Year of publication 2011
Type Appeared in Conference without Proceedings
MU Faculty or unit

Faculty of Arts

Citation
Description In my paper I look at historical developments of basic production teams under the Communist rule and the ways how political and cultural changes interfered with otherwise resistant production routines and hierarchies via so-called dramaturgy. In the state-controlled system of production, the "dramaturg" was basically an equivalent to "producer", though without the usual financial and marketing responsibilities. Dramaturgy was considered the most efficient way for the official ideology to hold control over selection and execution of film projects.
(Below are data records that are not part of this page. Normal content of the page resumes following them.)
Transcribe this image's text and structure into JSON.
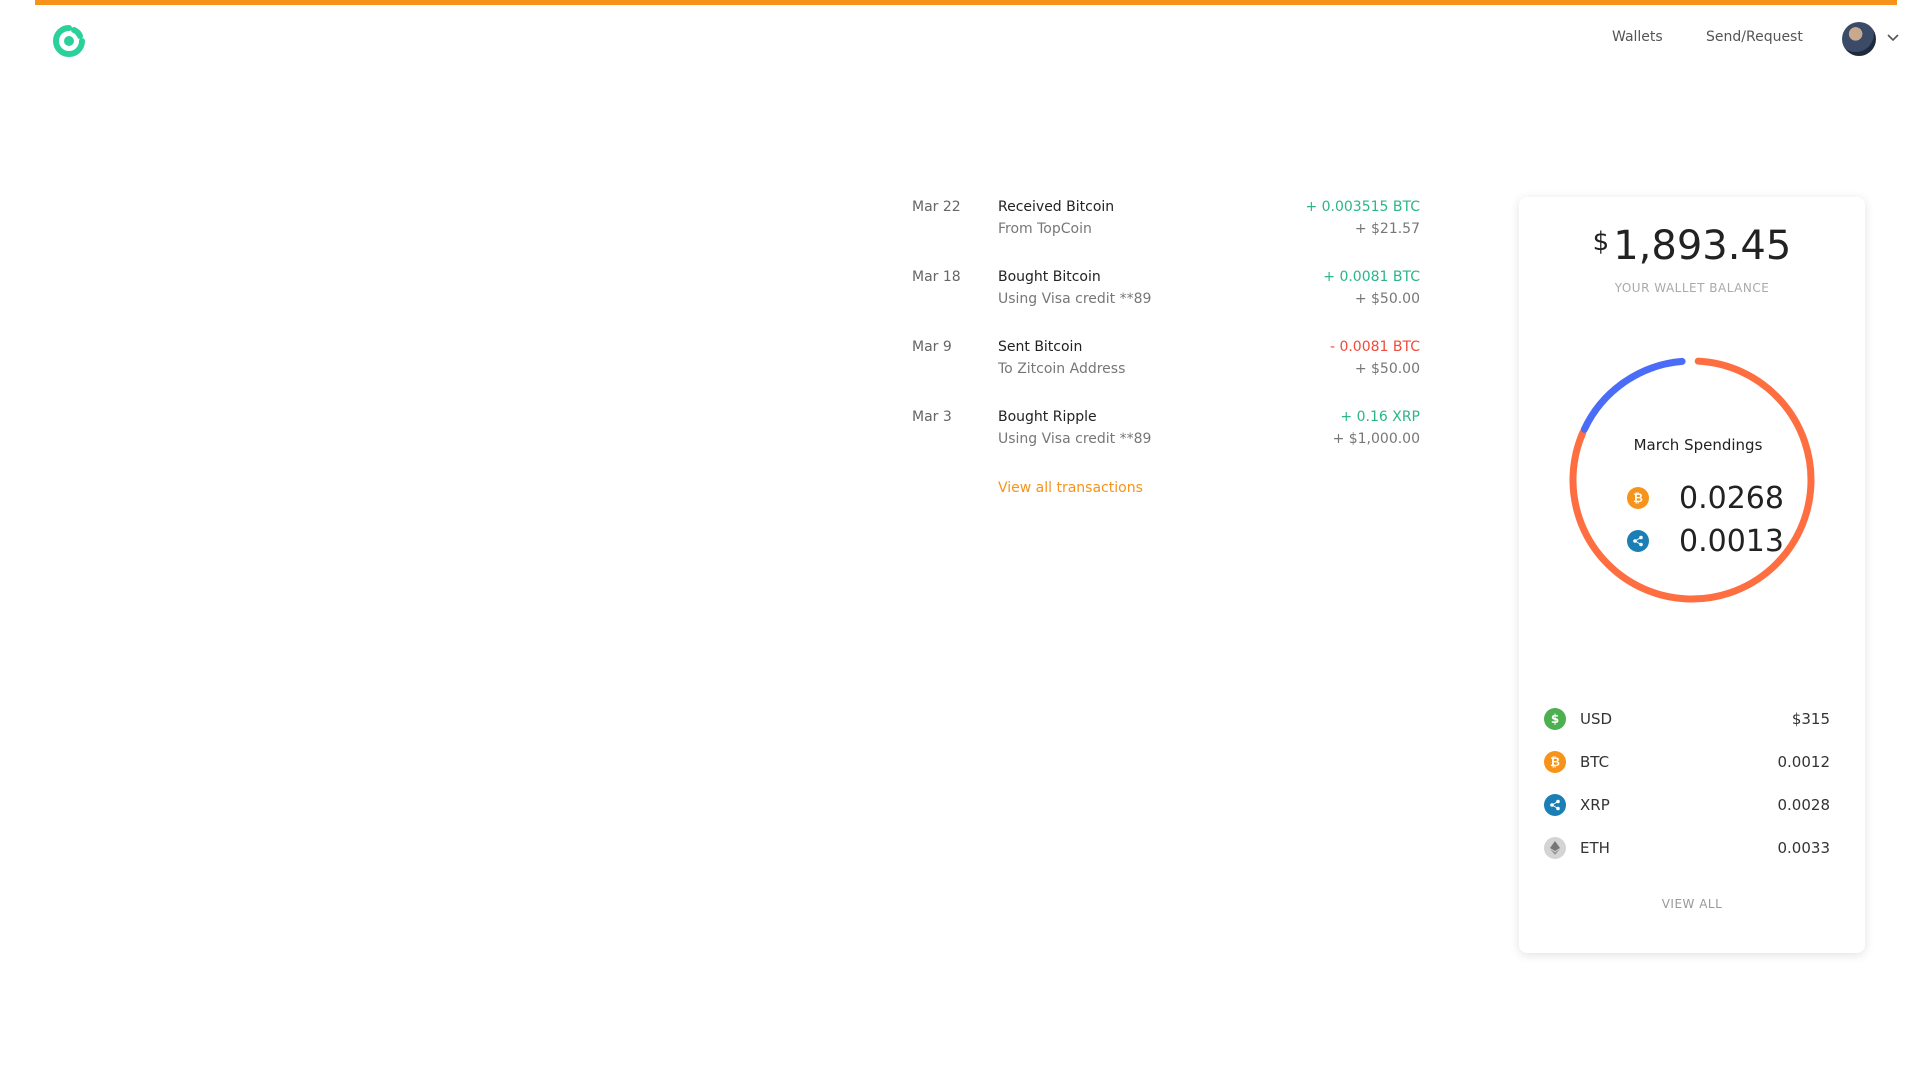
{
  "colors": {
    "accent": "#f7931a",
    "brand": "#2ad19a",
    "positive": "#2ab58a",
    "negative": "#f04a3a",
    "btc": "#f7931a",
    "xrp": "#1b7fb5",
    "usd": "#4caf50",
    "eth": "#d4d4d4",
    "donut_blue": "#4a6cf7",
    "donut_orange": "#ff6e40"
  },
  "header": {
    "logo_icon": "brand-logo-icon",
    "nav": [
      {
        "label": "Wallets"
      },
      {
        "label": "Send/Request"
      }
    ],
    "avatar_icon": "user-avatar",
    "menu_icon": "chevron-down-icon"
  },
  "transactions": [
    {
      "date": "Mar 22",
      "title": "Received Bitcoin",
      "subtitle": "From TopCoin",
      "amount": "+ 0.003515 BTC",
      "fiat": "+ $21.57",
      "direction": "positive"
    },
    {
      "date": "Mar 18",
      "title": "Bought Bitcoin",
      "subtitle": "Using Visa credit **89",
      "amount": "+ 0.0081 BTC",
      "fiat": "+ $50.00",
      "direction": "positive"
    },
    {
      "date": "Mar 9",
      "title": "Sent Bitcoin",
      "subtitle": "To Zitcoin Address",
      "amount": "- 0.0081 BTC",
      "fiat": "+ $50.00",
      "direction": "negative"
    },
    {
      "date": "Mar 3",
      "title": "Bought Ripple",
      "subtitle": "Using Visa credit **89",
      "amount": "+ 0.16 XRP",
      "fiat": "+ $1,000.00",
      "direction": "positive"
    }
  ],
  "view_all_transactions": "View all transactions",
  "wallet": {
    "currency_symbol": "$",
    "balance": "1,893.45",
    "balance_label": "YOUR WALLET BALANCE",
    "spendings": {
      "title": "March Spendings",
      "progress_fraction": 0.18,
      "rows": [
        {
          "icon": "bitcoin-icon",
          "value": "0.0268"
        },
        {
          "icon": "ripple-icon",
          "value": "0.0013"
        }
      ]
    },
    "assets": [
      {
        "icon": "dollar-icon",
        "name": "USD",
        "value": "$315"
      },
      {
        "icon": "bitcoin-icon",
        "name": "BTC",
        "value": "0.0012"
      },
      {
        "icon": "ripple-icon",
        "name": "XRP",
        "value": "0.0028"
      },
      {
        "icon": "ethereum-icon",
        "name": "ETH",
        "value": "0.0033"
      }
    ],
    "view_all": "VIEW ALL"
  }
}
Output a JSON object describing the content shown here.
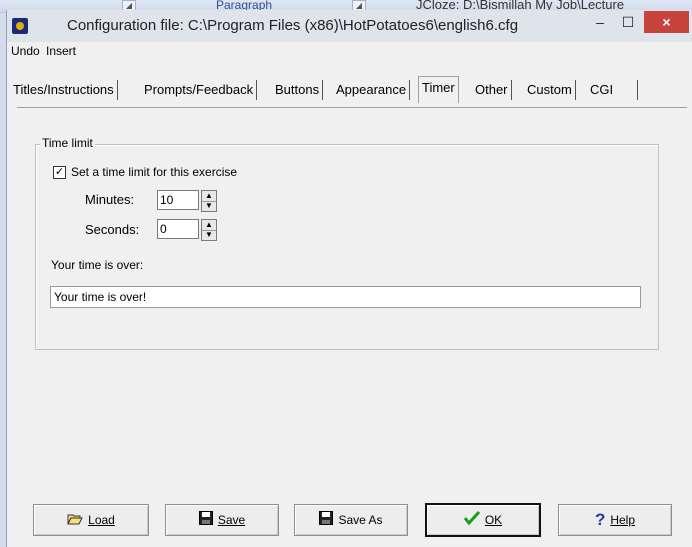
{
  "background": {
    "ribbon_label": "Paragraph",
    "window_title": "JCloze: D:\\Bismillah My Job\\Lecture"
  },
  "window": {
    "title": "Configuration file: C:\\Program Files (x86)\\HotPotatoes6\\english6.cfg",
    "minimize_glyph": "–",
    "maximize_glyph": "☐",
    "close_glyph": "×"
  },
  "menu": {
    "undo": "Undo",
    "insert": "Insert"
  },
  "tabs": [
    {
      "label": "Titles/Instructions"
    },
    {
      "label": "Prompts/Feedback"
    },
    {
      "label": "Buttons"
    },
    {
      "label": "Appearance"
    },
    {
      "label": "Timer",
      "active": true
    },
    {
      "label": "Other"
    },
    {
      "label": "Custom"
    },
    {
      "label": "CGI"
    }
  ],
  "timer": {
    "group_label": "Time limit",
    "checkbox_label": "Set a time limit for this exercise",
    "checkbox_checked": true,
    "minutes_label": "Minutes:",
    "minutes_value": "10",
    "seconds_label": "Seconds:",
    "seconds_value": "0",
    "time_over_label": "Your time is over:",
    "time_over_value": "Your time is over!"
  },
  "buttons": {
    "load": "Load",
    "save": "Save",
    "save_as": "Save As",
    "ok": "OK",
    "help": "Help"
  },
  "icons": {
    "load": "folder-open-icon",
    "save": "floppy-disk-icon",
    "save_as": "floppy-disk-pencil-icon",
    "ok": "green-checkmark-icon",
    "help": "blue-question-mark-icon"
  },
  "colors": {
    "close_button": "#c7443d",
    "ok_check": "#1a9b1a",
    "help_question": "#1a3fa8"
  }
}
It was taught in film schools and discussed on various levels of the government and Party hierarchies. Dramaturgs and so-called dramaturgical units oversaw script development, selection of cast and crew, the actual shooting as well as post-production, and at some points they were even responsible for promotional materials and festival releases. They acted as cultural intermediaries, or interfaces of the production culture: they mediated between writers and directors, as well as between studios, the political establishment and broader cultural trends. After the collapse of the Communist regimes in Eastern Europe, the virtual disappearance of dramaturgs was identified among key factors of the general production crisis. For today’s historians, dramaturgy stands as a key feature of the socialist mode of film production, as well as prominent example of industrial reflexivity under political and state control: what I would call “the dramaturgical-unit system” (referring to Janet Staiger) distinguishes the Socialist production systems from Hollywood and West-European cinemas.